The obese often defined as weighing 20 per cent or more than medically recommended levels - are also more likely to suffer from chronic medical ailments like diabetes and severe joint problems, bringing them into the hospital.
As a result, more hospitals are making capital investments to set up separate wings and whole floors for obese patients to keep up with demand.
"There is a huge volume of patients that need services, and until we get a better pill for weight loss, we have a big problem," said Daniel Jones, chief of bariatric surgery at Beth Israel Deaconess Hospital in Boston.
One-third of Americans are obese by US health standards, which measure a person's body fat. The prevalence of obesity has doubled in that past 25 years, according to the US Centres for Disease Control and Prevention, and experts predict a steady rise in coming years.
In January, the 585-bed Beth Israel hospital opened a new bariatric unit after gutting an entire floor to construct 30 new rooms with specially-designed weight-bearing beds.
"Before, we just sent (bariatric patients) anywhere, like at the Holiday Inn," Jones said. "But the problem with that is you need the right equipment and medical staff who are specially trained."

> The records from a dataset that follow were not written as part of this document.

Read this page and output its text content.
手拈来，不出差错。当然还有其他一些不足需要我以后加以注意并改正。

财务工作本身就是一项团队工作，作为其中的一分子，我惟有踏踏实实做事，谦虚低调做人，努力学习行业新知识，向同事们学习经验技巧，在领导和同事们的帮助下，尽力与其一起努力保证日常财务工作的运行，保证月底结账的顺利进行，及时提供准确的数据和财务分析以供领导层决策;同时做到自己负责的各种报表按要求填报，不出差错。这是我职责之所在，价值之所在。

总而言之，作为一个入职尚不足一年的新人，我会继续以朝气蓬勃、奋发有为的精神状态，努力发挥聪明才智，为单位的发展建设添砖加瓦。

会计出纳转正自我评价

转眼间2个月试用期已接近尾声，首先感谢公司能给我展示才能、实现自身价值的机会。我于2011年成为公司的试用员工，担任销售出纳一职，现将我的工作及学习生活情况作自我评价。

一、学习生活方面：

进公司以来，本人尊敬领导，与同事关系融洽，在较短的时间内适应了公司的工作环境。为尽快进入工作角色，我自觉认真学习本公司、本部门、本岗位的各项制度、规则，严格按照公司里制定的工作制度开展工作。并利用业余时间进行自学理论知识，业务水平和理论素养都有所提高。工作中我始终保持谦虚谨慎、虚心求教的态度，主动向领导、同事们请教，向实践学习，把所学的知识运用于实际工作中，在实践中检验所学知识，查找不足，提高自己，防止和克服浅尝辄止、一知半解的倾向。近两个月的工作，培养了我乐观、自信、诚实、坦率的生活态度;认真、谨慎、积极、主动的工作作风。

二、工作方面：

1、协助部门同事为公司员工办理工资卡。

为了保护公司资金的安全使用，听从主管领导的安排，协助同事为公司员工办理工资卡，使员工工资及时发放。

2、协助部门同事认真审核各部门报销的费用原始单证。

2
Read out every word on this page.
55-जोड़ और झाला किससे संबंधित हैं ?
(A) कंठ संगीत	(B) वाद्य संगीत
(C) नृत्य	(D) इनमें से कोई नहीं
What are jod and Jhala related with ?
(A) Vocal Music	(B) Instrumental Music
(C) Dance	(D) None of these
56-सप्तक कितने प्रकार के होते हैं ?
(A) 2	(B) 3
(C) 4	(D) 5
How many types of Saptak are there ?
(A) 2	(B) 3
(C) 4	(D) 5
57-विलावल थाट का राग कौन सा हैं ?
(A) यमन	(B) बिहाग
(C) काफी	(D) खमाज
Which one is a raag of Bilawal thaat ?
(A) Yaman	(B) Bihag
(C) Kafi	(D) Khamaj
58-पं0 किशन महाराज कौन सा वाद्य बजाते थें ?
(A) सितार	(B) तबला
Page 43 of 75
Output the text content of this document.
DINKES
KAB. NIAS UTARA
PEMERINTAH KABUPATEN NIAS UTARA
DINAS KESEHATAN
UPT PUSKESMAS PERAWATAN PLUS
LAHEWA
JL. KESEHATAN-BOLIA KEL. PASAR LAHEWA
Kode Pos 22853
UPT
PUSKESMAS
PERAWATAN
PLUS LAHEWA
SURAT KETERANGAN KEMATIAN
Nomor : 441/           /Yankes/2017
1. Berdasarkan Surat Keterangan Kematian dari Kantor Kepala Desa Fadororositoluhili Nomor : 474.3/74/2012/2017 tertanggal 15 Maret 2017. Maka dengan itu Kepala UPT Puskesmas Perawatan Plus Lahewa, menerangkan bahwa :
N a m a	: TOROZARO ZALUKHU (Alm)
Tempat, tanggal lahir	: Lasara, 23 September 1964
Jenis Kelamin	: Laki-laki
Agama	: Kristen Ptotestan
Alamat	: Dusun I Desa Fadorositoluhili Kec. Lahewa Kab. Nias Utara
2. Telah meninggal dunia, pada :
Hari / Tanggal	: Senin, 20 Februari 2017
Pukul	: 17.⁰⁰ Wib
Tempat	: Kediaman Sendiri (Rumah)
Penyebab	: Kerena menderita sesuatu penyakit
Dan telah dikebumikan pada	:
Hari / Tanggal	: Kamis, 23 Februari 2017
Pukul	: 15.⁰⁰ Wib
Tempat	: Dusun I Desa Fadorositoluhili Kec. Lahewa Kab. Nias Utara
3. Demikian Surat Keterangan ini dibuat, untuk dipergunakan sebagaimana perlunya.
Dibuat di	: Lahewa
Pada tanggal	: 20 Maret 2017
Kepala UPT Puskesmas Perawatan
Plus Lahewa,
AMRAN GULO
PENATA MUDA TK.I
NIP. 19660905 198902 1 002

Tenet Healthcare Corporation, the second-biggest US hospital chain, recently issued requirements for an obesity programme including infrastructure-readiness at its 71 hospitals.
About 30 Tenet hospitals offer bariatric programmes, according to Paulette Sams, director of general surgery.
The number of US hospitals running obesity programmes rose 45 per cent to about 840 in 2004 from 2002, according to a survey of about 4,600 hospitals by the American Hospital Association trade group.
San Francisco's Laguna Honda Hospital, which with 1,000 beds is the largest US long-term care facility, is building 24 new bariatric rooms designed with ceiling lifts that can route patients to extra-sturdy toilets.
"We are planning for the future, for this burgeoning obesity epidemic nationally," said Associate Administrator Lawrence Funk. "We would be remiss if we did not."
Laguna hopes the investment will pay off with a reduction in staff injuries, which are common when medical staff deal with the obese population without special equipment, Funk said.